Until now, much of Net's content was available for free. Many wonder if the Web will ever prove a profitable concern. The Canadian Film Centre's new media section, h@bitat, trains artists as they explore new technologies for storytelling. "The Web will start making money once companies start charging for premium services and content," says Ana Serrano, the film centre's director . "The Web does not lend itself to a one-size-fits-all business model. Successful companies in this new media sector ... will use the right combination of existing business models -- subscription, advertising, pay per use -- used in the right context."

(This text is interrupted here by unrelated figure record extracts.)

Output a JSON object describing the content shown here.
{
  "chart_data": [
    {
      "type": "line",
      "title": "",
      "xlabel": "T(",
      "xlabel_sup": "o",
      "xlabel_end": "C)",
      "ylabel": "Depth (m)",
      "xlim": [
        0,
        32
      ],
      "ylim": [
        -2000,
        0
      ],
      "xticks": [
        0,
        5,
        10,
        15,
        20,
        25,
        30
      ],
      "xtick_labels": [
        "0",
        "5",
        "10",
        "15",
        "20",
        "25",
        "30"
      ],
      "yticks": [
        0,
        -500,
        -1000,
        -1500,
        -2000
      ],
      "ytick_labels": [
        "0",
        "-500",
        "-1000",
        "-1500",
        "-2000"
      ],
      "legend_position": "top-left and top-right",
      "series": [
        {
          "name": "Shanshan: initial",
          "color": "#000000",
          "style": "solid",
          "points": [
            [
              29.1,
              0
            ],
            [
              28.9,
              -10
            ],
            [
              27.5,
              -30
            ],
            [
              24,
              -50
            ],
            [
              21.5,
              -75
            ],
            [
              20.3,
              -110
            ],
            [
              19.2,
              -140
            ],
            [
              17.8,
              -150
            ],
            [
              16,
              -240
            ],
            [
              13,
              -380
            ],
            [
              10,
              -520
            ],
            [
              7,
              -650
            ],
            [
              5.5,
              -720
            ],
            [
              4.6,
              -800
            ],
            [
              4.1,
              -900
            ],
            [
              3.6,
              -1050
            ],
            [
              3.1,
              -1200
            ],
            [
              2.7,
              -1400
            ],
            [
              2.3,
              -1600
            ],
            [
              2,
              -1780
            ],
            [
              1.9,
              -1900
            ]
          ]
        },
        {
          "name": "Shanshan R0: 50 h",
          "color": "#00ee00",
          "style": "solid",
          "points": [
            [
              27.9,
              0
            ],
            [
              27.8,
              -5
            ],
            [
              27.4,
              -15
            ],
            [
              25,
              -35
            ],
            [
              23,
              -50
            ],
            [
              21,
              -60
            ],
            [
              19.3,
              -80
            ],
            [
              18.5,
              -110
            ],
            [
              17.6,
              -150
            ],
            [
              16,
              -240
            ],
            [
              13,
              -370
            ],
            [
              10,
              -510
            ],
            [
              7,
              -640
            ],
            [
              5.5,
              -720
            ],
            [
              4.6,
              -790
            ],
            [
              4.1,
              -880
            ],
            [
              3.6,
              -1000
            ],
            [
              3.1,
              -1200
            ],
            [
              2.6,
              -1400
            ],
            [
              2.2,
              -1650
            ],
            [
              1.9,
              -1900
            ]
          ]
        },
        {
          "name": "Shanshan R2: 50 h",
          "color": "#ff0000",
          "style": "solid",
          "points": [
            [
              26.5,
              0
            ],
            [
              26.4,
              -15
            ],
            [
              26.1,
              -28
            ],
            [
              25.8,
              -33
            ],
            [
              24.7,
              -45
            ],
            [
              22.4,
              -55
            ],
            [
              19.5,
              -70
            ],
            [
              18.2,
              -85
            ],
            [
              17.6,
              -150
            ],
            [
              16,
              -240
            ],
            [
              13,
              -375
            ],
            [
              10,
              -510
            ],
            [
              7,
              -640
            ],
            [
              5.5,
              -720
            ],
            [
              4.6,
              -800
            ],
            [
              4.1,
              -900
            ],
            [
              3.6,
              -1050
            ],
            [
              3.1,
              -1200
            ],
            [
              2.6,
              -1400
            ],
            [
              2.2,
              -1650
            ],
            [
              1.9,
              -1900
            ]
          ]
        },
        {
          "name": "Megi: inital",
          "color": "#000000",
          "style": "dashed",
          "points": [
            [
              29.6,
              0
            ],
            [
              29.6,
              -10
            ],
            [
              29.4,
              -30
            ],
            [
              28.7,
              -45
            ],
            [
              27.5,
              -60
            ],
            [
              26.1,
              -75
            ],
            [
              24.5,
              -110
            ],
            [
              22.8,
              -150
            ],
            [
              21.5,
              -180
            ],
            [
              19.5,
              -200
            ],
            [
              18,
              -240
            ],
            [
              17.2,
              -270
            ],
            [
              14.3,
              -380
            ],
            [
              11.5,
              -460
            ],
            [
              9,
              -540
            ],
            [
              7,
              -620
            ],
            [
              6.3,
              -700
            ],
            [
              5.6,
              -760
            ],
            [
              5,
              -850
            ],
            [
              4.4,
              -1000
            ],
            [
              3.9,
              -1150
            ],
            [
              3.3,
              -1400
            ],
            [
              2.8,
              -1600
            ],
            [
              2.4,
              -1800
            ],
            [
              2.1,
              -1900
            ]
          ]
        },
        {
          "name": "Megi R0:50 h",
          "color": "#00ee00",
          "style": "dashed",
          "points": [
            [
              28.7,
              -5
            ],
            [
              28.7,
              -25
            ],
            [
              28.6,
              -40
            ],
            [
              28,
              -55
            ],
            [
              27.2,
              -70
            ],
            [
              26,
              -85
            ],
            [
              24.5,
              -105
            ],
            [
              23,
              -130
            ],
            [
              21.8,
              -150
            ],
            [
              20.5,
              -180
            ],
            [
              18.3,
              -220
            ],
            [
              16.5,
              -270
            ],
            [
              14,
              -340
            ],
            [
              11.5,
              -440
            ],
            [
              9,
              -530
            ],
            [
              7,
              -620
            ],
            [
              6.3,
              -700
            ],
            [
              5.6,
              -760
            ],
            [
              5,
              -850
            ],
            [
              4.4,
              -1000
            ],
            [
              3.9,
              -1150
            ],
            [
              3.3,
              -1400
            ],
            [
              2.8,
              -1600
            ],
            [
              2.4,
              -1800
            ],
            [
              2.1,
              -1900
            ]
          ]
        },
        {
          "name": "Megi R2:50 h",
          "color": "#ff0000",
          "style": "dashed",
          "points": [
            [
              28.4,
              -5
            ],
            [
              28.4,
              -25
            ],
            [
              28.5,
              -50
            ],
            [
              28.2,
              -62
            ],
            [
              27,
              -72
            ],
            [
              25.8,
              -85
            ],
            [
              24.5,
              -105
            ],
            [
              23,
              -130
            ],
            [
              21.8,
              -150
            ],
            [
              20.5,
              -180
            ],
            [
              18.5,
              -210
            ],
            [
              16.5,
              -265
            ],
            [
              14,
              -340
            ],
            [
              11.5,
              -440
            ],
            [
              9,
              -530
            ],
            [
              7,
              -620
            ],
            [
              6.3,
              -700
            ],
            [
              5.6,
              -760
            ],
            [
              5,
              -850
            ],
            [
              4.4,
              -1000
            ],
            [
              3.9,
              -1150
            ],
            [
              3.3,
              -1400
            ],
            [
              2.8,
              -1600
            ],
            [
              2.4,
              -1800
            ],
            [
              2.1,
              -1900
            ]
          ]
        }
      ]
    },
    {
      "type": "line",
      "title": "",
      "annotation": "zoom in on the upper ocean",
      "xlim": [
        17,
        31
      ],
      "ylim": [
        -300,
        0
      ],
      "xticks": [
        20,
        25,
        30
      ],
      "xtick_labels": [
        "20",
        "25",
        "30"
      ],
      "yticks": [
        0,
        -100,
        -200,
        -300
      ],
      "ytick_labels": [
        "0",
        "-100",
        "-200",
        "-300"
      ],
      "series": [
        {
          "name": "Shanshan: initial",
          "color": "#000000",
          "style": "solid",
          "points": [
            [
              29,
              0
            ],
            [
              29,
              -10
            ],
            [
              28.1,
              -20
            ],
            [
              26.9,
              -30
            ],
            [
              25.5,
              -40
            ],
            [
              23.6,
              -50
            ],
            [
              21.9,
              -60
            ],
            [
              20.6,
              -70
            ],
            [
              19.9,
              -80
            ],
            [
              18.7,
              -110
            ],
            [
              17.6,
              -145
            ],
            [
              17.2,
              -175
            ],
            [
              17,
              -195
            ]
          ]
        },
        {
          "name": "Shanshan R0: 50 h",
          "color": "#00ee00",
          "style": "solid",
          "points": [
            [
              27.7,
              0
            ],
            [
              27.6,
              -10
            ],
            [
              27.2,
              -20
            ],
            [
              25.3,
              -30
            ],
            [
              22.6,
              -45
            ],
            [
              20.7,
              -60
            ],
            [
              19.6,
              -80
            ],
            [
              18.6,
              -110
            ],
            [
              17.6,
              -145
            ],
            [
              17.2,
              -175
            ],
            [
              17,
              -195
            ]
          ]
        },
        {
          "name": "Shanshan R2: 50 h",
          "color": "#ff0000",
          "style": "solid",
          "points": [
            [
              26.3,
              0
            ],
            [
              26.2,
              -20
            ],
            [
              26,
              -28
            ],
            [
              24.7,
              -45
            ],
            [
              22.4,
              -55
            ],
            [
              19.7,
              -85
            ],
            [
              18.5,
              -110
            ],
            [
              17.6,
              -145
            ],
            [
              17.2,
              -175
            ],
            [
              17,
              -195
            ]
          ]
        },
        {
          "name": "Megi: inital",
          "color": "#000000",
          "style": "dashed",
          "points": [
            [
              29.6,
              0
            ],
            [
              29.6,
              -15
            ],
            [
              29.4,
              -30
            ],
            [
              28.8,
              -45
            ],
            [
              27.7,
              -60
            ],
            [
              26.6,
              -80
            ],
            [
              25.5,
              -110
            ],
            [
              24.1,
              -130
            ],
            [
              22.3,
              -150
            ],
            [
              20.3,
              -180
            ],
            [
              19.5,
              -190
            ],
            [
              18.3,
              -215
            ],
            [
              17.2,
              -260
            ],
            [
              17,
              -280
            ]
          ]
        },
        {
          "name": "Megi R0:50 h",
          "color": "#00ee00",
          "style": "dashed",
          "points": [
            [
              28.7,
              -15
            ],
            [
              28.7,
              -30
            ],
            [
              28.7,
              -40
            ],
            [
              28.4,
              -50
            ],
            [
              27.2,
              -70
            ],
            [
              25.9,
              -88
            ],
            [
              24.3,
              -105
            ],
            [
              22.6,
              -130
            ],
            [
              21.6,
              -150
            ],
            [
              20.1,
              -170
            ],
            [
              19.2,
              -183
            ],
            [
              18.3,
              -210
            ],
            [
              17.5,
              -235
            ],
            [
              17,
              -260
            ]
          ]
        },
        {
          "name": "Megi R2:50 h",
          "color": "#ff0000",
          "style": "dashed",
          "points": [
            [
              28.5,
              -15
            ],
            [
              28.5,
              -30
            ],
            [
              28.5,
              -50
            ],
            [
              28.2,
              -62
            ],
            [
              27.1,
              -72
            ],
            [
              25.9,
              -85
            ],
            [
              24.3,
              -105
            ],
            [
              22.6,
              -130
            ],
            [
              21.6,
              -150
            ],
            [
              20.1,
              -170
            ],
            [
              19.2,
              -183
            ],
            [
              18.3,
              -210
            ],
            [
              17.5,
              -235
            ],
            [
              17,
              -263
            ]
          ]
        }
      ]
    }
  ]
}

The Net is changing the way entertainment is distributed. For example, Napster provided free downloading and exchange of musical content and showed clearly the ready market for this form of distribution (although the music industry sought to block this).
In Canada, market researcher Ipsos-Reid says 44% of those over age 18 have downloaded music. Individual artists have exploited this browsing audience on the Net. For instance, in Seattle, musician/composer Gregory Marshall profiles and distributes his music worldwide via his personal Web site. (www.gregorymarshall.com)
In the 1950s and 1960s, TV shows such as I Love Lucy, international news programs and old Hollywood movies attracted millions of viewers. This massive audience made television a dominant medium for entertainment and advertising, and opened up a new avenue for the consumer society. Similarly, the Web is beginning to spawn industries barely imagined.